After working through yesterday's post, I started thinking about the decisions we make daily as parents to our kids. While I processed this in my own mind, it became clear to me that a lot of choices we make for our families are based on pressures we feel from outside sources. Sometimes, this is cultural. Sometimes, it is fear-based. Sometimes, decisions are made on the fly and when we look back on them, we wish we had done it all a bit differently.
What if we released ourselves from some of those pressures and changed our focus from fear to freedom? What would our parenting look like then? What if we let ourselves embrace not the "have-to" but instead the "don't have-to" in life and focus our decisions on what we want for our families today?
Here is a list of things that might help us to find our way:
1. I do not have to be afraid what might happen if I ______ (insert your own idea here or choose from this list: put off potty training, co-sleep with my child, turn off the TV, say no to constant demands, allow a pacifier, breastfeed, bottle feed... etc...). I need only pay attention to my child's needs and the quiet voice inside that tells me how to respond. I will not parent out of fear.

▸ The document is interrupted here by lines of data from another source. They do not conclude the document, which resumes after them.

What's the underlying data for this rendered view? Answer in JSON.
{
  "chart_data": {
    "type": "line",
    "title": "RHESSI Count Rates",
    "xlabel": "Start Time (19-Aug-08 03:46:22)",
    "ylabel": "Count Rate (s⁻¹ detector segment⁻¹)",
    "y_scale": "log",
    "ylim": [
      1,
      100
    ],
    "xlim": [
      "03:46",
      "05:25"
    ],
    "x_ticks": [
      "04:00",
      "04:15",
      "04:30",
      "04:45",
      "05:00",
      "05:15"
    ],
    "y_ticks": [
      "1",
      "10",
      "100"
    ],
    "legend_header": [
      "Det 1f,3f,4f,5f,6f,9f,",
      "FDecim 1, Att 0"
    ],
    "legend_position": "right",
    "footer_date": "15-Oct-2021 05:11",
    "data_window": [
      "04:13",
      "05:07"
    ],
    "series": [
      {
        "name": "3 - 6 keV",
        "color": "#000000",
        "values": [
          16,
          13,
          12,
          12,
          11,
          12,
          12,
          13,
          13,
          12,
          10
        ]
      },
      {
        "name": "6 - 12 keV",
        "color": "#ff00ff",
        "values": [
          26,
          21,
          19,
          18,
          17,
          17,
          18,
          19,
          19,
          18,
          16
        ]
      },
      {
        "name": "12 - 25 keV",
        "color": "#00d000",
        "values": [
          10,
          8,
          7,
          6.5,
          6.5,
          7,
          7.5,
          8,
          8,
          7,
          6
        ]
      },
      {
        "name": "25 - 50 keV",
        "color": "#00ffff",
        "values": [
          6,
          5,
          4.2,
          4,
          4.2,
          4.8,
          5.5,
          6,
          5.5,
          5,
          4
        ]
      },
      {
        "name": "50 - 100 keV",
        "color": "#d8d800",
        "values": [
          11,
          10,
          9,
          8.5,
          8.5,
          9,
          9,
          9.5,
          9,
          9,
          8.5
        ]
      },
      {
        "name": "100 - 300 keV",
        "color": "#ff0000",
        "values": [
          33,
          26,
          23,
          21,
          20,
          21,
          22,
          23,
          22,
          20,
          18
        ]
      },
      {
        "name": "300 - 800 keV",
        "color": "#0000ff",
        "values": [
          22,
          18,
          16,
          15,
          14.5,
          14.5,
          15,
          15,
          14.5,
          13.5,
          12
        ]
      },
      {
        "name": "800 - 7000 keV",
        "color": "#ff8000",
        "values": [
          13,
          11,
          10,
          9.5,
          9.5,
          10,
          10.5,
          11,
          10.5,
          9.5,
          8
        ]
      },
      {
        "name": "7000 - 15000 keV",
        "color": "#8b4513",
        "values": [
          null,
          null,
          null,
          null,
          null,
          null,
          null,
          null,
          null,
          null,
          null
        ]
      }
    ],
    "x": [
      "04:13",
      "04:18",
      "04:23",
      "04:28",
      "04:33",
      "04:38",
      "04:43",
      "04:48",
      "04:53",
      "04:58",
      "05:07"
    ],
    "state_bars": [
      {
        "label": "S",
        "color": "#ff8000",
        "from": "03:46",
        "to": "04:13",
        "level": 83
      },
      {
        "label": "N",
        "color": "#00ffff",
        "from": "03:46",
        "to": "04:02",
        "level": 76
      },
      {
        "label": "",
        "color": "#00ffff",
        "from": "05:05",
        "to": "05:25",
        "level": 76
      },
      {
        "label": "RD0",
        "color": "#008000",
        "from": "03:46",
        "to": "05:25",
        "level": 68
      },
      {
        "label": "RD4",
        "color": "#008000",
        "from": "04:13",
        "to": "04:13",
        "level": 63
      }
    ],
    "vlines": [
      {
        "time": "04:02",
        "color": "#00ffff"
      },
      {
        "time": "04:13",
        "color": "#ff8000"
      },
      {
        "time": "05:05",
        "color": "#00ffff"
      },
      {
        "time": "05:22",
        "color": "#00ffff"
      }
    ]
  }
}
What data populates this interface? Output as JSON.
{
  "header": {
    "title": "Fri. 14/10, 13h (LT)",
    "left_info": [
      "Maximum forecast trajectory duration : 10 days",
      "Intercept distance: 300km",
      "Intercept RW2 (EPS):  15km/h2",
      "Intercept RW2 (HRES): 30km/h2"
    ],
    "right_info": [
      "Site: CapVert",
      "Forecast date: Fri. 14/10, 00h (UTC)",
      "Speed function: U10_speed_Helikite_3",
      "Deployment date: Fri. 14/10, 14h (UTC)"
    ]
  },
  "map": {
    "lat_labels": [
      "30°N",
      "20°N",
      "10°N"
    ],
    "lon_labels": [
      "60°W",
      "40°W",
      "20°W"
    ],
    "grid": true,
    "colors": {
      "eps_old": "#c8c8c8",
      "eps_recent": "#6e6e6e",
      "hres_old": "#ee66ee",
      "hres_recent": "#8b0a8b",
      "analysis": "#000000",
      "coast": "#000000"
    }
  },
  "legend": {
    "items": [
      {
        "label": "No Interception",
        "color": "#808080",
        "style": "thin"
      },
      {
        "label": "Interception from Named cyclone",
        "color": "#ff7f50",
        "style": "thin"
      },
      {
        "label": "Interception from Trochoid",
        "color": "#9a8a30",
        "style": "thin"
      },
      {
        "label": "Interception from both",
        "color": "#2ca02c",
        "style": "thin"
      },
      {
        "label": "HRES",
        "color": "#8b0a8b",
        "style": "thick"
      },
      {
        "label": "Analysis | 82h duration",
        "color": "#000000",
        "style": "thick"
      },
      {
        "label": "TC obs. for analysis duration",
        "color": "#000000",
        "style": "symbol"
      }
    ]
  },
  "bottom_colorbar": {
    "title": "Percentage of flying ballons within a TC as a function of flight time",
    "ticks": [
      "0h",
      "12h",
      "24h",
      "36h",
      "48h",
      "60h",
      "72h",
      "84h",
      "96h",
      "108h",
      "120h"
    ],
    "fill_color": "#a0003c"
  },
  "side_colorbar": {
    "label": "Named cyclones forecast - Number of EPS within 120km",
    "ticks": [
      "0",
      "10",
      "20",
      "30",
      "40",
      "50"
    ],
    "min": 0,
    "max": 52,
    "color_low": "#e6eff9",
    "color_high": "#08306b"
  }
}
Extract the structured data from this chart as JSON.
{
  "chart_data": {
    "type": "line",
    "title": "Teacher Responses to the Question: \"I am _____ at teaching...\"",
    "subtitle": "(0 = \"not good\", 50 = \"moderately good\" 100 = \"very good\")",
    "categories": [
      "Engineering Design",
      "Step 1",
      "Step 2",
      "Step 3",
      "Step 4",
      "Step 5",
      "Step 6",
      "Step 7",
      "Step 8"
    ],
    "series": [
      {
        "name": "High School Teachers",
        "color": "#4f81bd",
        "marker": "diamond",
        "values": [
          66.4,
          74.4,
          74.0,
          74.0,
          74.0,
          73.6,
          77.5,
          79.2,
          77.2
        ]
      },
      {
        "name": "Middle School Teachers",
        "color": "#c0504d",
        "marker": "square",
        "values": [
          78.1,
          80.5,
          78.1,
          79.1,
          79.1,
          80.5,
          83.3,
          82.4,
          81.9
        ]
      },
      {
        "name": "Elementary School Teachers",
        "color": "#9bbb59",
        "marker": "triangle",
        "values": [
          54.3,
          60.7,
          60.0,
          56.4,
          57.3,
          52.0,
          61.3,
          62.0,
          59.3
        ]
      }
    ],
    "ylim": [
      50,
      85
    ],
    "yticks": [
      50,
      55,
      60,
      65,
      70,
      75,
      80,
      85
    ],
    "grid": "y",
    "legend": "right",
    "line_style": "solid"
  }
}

2. I do not have to keep with the Jones or the Smiths or any other neighbor down the street. I need only to provide what I feel is important for my child and my family. This applies equally well to clothing labels or techno-gadgets. I will not parent out of pressure.
3. I do not have to make my child happy all day, everyday. In fact, it just might be my job to help my sweet little one to figure out that happy has little do with having and much to do with being. I will not parent to meet my child's desires but instead to meet the goals my husband and I have for loving and raising my kids.
4. I do not have to say yes. Not to video-games, not to snack requests, not to co-ed sleep overs or Spring Break trips or anything else that raises the hair on the back of my neck. It is my job as their momma to see the big picture... delights and dangers... and help them to learn to choose well. I will not parent out of a desire to do the "next big thing".
5. I do not have to: let my kids watch movies I think are too much for them, allow video games to be played whenever asked, provide email addresses for grade school children, allow them on social networking sites they are not ready for, provide cell phones for texting, say yes to what Johnny's mom says yes to, or do anything else that I think might be inappropriate for my child. I will not parent to meet common culture but instead to prepare my child to engage and evaluate common culture.
I do not have to do any of these things and do you know why? Because I am a mom to four sweet children that I love with all my heart, and with that job comes much responsibility. Mark and I are the ones that God blessed with their whole, young lives and we are the ones that will have to live with the choices made on their behalf. We are the ones who dream about what this family can be and we are the ones who can make or break that dream. We are the ones that they will come home to and the ones they will question about all of this and so much more. We know them best. And from that place, with my husband by my side, we will choose the path to take together. Though, with all that said, we also know that as they grow, we can and will change our minds.
My friends, hear this: You don't have to. You don't have to do the things that you know are not right for you and your kids. There is a time to embrace culture and a time to set it aside. All of it is a choice and the making of that is yours. Parenting is fluid, moving, dancing, changing all the time. The choices you make today may need some tweaking down the road... but for today, know what you choose and why. Know what you want for the family around you and be purposeful in the things that you pick. You will not answer to the Jones or the Smiths. Your accountability is not to them. Instead, it is a to a God who loves you fully and graced you with the babies at your feet. What would He have you do? What would He have you change?
It is still January and there is time for making goals. What does your family need today and how can you bring about needed change for them? Not because you have to... but instead because you can. Dream for them today and set aside the fear that drives your decisions. Freely choose... and embrace the blessings you will find.